The code of the tutorials is designed to be extendable to the same model types trained on custom datasets.

The advanced quantization flow allows to apply 8-bit quantization to the model with control of accuracy metric. This is achieved by keeping the most impactful operations within the model in the original precision. The flow is based on the Quantizing with Accuracy Control and has the following specifics:

  • Besides the calibration dataset, a validation dataset is required to compute the accuracy metric. Both datasets can refer to the same data in the simplest case.
  • Validation function, used to compute accuracy metric is required. It can be a function that is already available in the source framework or a custom function.
  • Since accuracy validation is run several times during the quantization process, quantization with accuracy control can take more time than the Basic 8-bit quantization flow.
  • The resulted model can provide smaller performance improvement than the Basic 8-bit quantization flow because some of the operations are kept in the original precision.
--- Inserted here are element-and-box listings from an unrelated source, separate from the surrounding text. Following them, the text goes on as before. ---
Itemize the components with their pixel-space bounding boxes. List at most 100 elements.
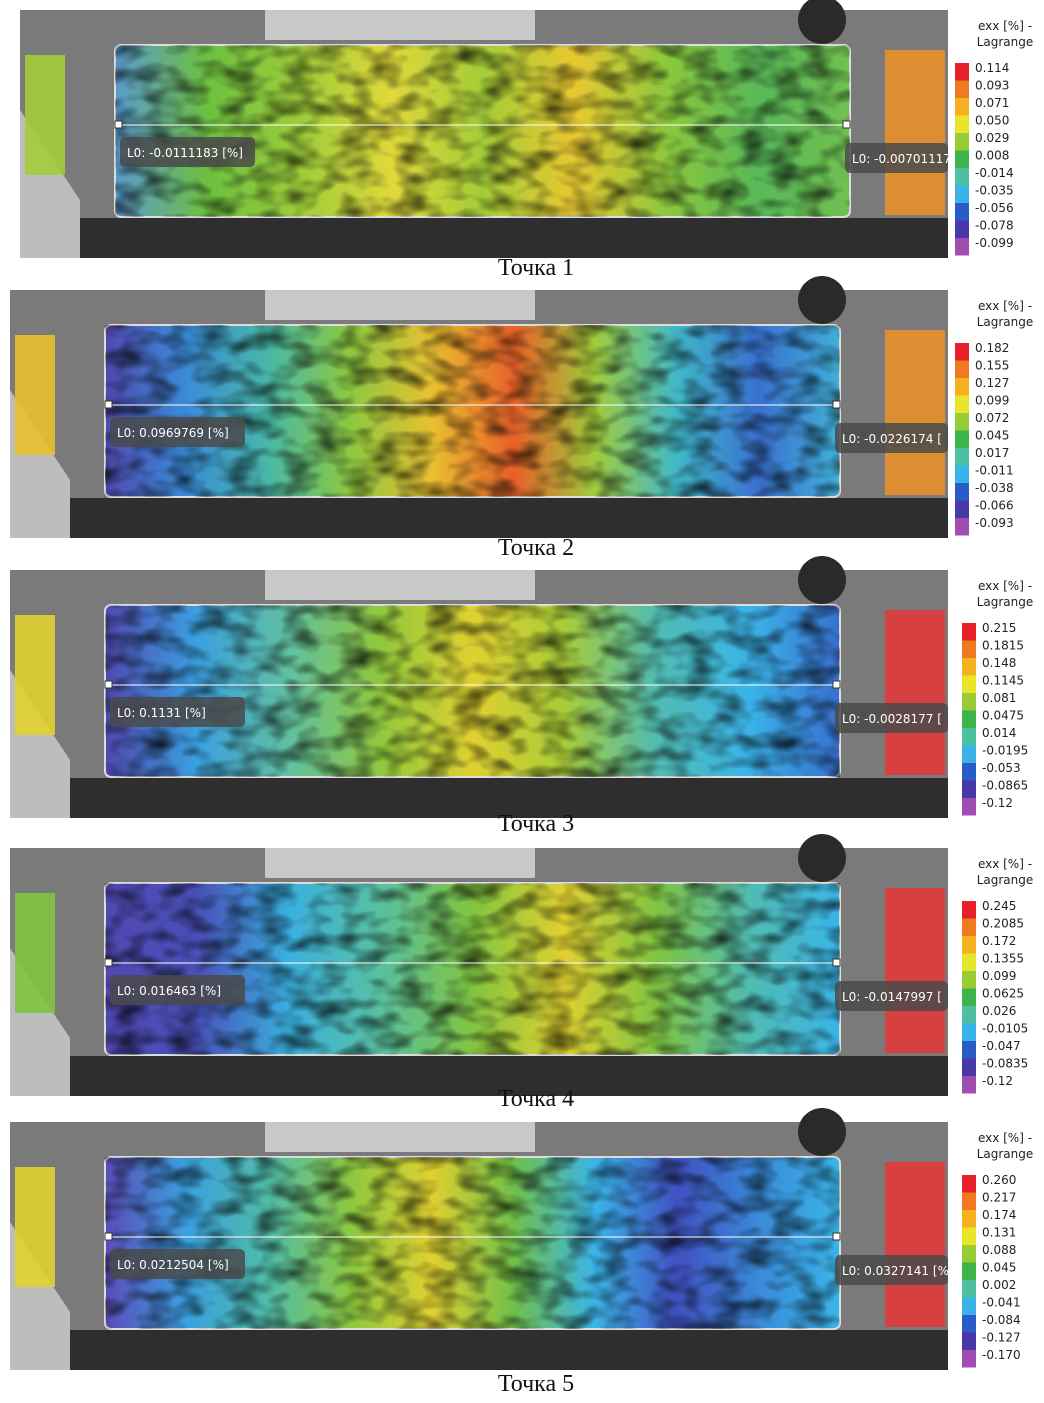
legend-label: 0.029: [975, 131, 1009, 145]
legend-swatch: [962, 1006, 976, 1024]
legend-title: Lagrange: [977, 873, 1034, 887]
legend-swatch: [962, 918, 976, 936]
legend-label: 0.215: [982, 621, 1016, 635]
legend-title: Lagrange: [977, 595, 1034, 609]
base: [10, 498, 948, 538]
legend-swatch: [955, 133, 969, 151]
legend-label: -0.12: [982, 796, 1013, 810]
legend-label: 0.081: [982, 691, 1016, 705]
support: [798, 556, 846, 604]
legend-swatch: [962, 728, 976, 746]
legend-swatch: [955, 500, 969, 518]
legend-label: 0.026: [982, 1004, 1016, 1018]
legend-label: 0.1355: [982, 952, 1024, 966]
legend-label: -0.053: [982, 761, 1021, 775]
marker-box: [845, 143, 948, 173]
legend-label: 0.1815: [982, 639, 1024, 653]
legend-label: -0.0195: [982, 744, 1028, 758]
legend-swatch: [955, 115, 969, 133]
side-patch: [885, 330, 945, 495]
marker-label: L0: 0.0212504 [%]: [117, 1258, 229, 1272]
clamp-top: [265, 848, 535, 878]
legend-swatch: [962, 1041, 976, 1059]
legend-swatch: [962, 988, 976, 1006]
clamp-top: [265, 10, 535, 40]
legend-swatch: [962, 1058, 976, 1076]
legend-swatch: [962, 1192, 976, 1210]
legend-label: 0.099: [982, 969, 1016, 983]
clamp-top: [265, 1122, 535, 1152]
side-patch: [885, 50, 945, 215]
legend-swatch: [955, 360, 969, 378]
support: [798, 1108, 846, 1156]
marker-label: L0: -0.00701117: [852, 152, 951, 166]
legend-label: 0.148: [982, 656, 1016, 670]
clamp-top: [265, 290, 535, 320]
legend-label: 0.127: [975, 376, 1009, 390]
legend-label: -0.0835: [982, 1057, 1028, 1071]
legend-swatch: [962, 1350, 976, 1368]
gauge-end: [832, 958, 841, 967]
legend-swatch: [962, 1023, 976, 1041]
base: [10, 1330, 948, 1370]
legend-swatch: [962, 640, 976, 658]
legend-label: -0.084: [982, 1313, 1021, 1327]
caption: Точка 1: [498, 255, 574, 281]
legend-title: Lagrange: [977, 1147, 1034, 1161]
side-patch: [885, 888, 945, 1053]
legend-swatch: [955, 465, 969, 483]
base: [10, 778, 948, 818]
legend-label: 0.1145: [982, 674, 1024, 688]
legend-swatch: [962, 1245, 976, 1263]
marker-label: L0: 0.0327141 [%: [842, 1264, 949, 1278]
caption: Точка 5: [498, 1371, 574, 1397]
gauge-end: [104, 400, 113, 409]
legend-swatch: [955, 220, 969, 238]
legend-label: 0.071: [975, 96, 1009, 110]
caption: Точка 2: [498, 535, 574, 561]
side-patch: [885, 1162, 945, 1327]
side-patch: [25, 55, 65, 175]
marker-box: [110, 975, 245, 1005]
legend-swatch: [962, 1175, 976, 1193]
legend-swatch: [955, 518, 969, 536]
side-patch: [15, 615, 55, 735]
strain-texture: [105, 325, 840, 497]
legend-swatch: [955, 448, 969, 466]
marker-label: L0: -0.0028177 [: [842, 712, 942, 726]
marker-box: [835, 423, 948, 453]
side-patch: [15, 335, 55, 455]
legend-label: 0.131: [982, 1226, 1016, 1240]
legend-label: 0.088: [982, 1243, 1016, 1257]
legend-swatch: [955, 63, 969, 81]
legend-label: 0.172: [982, 934, 1016, 948]
marker-label: L0: -0.0226174 [: [842, 432, 942, 446]
legend-swatch: [962, 936, 976, 954]
support: [798, 834, 846, 882]
marker-box: [110, 417, 245, 447]
legend-swatch: [955, 150, 969, 168]
legend-swatch: [955, 185, 969, 203]
marker-label: L0: -0.0111183 [%]: [127, 146, 243, 160]
legend-label: 0.155: [975, 359, 1009, 373]
legend-swatch: [962, 1210, 976, 1228]
support: [798, 276, 846, 324]
marker-box: [835, 1255, 948, 1285]
legend-swatch: [955, 430, 969, 448]
legend-title: exx [%] -: [978, 19, 1032, 33]
marker-label: L0: 0.1131 [%]: [117, 706, 206, 720]
marker-label: L0: 0.016463 [%]: [117, 984, 221, 998]
legend-swatch: [962, 763, 976, 781]
gauge-end: [104, 680, 113, 689]
legend-swatch: [962, 953, 976, 971]
legend-swatch: [962, 1227, 976, 1245]
legend-label: 0.182: [975, 341, 1009, 355]
legend-swatch: [962, 710, 976, 728]
gauge-end: [104, 958, 113, 967]
legend-label: -0.12: [982, 1074, 1013, 1088]
legend-label: -0.0865: [982, 779, 1028, 793]
legend-label: 0.0625: [982, 987, 1024, 1001]
panel: L0: -0.0111183 [%] L0: -0.00701117 exx [%]…: [20, 0, 1033, 281]
legend-title: Lagrange: [977, 35, 1034, 49]
legend-label: 0.260: [982, 1173, 1016, 1187]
NOTE: Currently, 8-bit quantization with accuracy control in NNCF is available only for models in OpenVINO representation.

NOTE: Quantization with accuracy control can take a long time and requires a lot of RAM. See details in each of the examples.

Installation Instructions

This is a self-contained example that relies solely on its own code.
We recommend running the notebook in a virtual environment. You only need a Jupyter server to start. For details, please refer to Installation Guide.